Ressam Esra Sönmez, alışılmışın dışında bir teknikle ortaya koyduğu eserleriyle büyük beğeni topluyor. Sönmez, çalışmalarında sadece boyayı değil, kahveyi de kullanıyor. Nasıl ki bir fincan kahvenin kırk yıl hatırı varsa, onun kahveyle çizdiği tablolar da bir o kadar kıymetli ve anlam yüklü.

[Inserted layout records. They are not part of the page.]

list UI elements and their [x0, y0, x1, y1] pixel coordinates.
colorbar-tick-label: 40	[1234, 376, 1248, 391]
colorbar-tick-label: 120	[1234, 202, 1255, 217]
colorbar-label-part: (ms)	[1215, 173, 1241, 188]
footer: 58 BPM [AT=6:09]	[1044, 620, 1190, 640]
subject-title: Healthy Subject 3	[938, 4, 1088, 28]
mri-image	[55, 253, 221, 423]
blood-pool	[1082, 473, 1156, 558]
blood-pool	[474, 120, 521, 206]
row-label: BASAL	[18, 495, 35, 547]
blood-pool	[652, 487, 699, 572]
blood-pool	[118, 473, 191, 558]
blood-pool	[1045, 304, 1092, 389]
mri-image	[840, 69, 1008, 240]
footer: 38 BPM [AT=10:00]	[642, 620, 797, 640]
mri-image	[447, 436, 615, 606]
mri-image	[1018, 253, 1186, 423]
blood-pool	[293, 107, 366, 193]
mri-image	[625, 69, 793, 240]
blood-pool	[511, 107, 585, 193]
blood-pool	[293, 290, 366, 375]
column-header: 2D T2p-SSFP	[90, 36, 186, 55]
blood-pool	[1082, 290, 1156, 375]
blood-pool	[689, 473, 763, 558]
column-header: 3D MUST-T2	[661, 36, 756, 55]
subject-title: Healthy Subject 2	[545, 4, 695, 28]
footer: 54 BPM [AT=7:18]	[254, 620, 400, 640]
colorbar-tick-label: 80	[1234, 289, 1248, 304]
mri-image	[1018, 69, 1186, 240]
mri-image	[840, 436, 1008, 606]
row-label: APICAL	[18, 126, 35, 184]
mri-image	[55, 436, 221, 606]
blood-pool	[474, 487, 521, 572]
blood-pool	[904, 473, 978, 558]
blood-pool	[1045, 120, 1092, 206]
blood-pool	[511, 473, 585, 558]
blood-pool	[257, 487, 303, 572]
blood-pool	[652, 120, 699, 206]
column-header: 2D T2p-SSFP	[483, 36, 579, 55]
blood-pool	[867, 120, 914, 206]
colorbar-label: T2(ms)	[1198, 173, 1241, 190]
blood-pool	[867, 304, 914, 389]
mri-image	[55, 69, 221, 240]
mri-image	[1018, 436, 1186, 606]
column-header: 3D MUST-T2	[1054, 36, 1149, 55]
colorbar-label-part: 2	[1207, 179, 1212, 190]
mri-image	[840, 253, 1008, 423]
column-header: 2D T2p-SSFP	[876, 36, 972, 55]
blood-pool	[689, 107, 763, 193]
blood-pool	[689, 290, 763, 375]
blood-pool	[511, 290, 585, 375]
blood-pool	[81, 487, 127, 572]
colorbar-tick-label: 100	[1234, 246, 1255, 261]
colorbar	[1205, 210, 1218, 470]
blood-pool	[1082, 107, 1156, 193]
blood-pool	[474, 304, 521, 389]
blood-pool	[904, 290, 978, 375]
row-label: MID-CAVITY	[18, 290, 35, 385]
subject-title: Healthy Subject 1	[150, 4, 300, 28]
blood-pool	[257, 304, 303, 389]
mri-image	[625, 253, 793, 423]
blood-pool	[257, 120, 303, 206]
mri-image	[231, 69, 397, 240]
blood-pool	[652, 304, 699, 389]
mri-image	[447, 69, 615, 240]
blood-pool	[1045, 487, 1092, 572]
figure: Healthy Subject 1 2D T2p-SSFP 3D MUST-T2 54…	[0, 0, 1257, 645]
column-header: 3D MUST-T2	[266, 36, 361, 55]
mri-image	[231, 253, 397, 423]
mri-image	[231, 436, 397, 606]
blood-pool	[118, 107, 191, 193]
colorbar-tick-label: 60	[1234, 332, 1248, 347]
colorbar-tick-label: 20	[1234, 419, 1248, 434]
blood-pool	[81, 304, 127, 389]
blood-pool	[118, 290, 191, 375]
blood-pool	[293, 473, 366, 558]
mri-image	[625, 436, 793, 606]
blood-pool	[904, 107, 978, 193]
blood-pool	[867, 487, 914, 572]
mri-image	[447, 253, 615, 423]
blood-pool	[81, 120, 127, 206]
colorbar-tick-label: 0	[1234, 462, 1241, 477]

Sanatçının dikkat çeken çalışmaları, sadece estetik bir görsellik sunmakla kalmıyor, aynı zamanda derin bir toplumsal hafızaya da işaret ediyor. 6 Şubat 2023’te meydana gelen ve “asrın felaketi” olarak adlandırılan depremin ardından yıkılan Antakya kapıları, Sönmez’in tuvallerinde yeniden hayat buluyor.
Sönmez, özel bir teknikle yaptığı bu eserlerde kahveyi boya olarak kullanırken, aynı zamanda geçmişe, yuvaya, kayıplara ve dayanıklılığa dair izler de sürüyor. Sanatçı, “Antakya’nın taş kapılarında yankılanan sessizliğe ses olmak için resmediyorum” diyerek çalışmalarının amacını şöyle anlatıyor:“Sanatım, sadece bir estetik arayış değil; yuvaya, geçmişe, kayıplara ve dayanıklılığa uzanan bir hafıza çalışmasıdır. Antakya’nın taş evlerinin kapıları, artık ardında bir yaşam barındırmayan o yapılar, benim tuvallerimde yeniden hayat bulur. Depremle yitirdiğimiz yaşamların ve yok olan tarihi dokunun izlerini, bana ait olan karışık teknikle işlerim. Her fırça darbesiyle o taşların soğukluğunu değil, içlerinde barınan sıcak hikâyeleri anlatırım. Çünkü bu kapılar yalnızca bir geçiş değil; ardında çocukların oynadığı avlular, kahve kokan sabahlar, duvarlardaki gölgeler, anılarla dolu bir zamanın tanığıdır.”
Ressam Esra Sönmez’in eserlerinde yalnızca taş kapılar değil, bir halkın belleği, direnci ve kayıpları da saklı. Yıkılan evlerin geride kalan kapıları, onun sanatında ayakta kalan hafızalar olarak yeniden anlam kazanıyor. Eski dokulara hayat veren bu tablolar, izleyiciyi hem görsel hem duygusal bir yolculuğa çıkarıyor.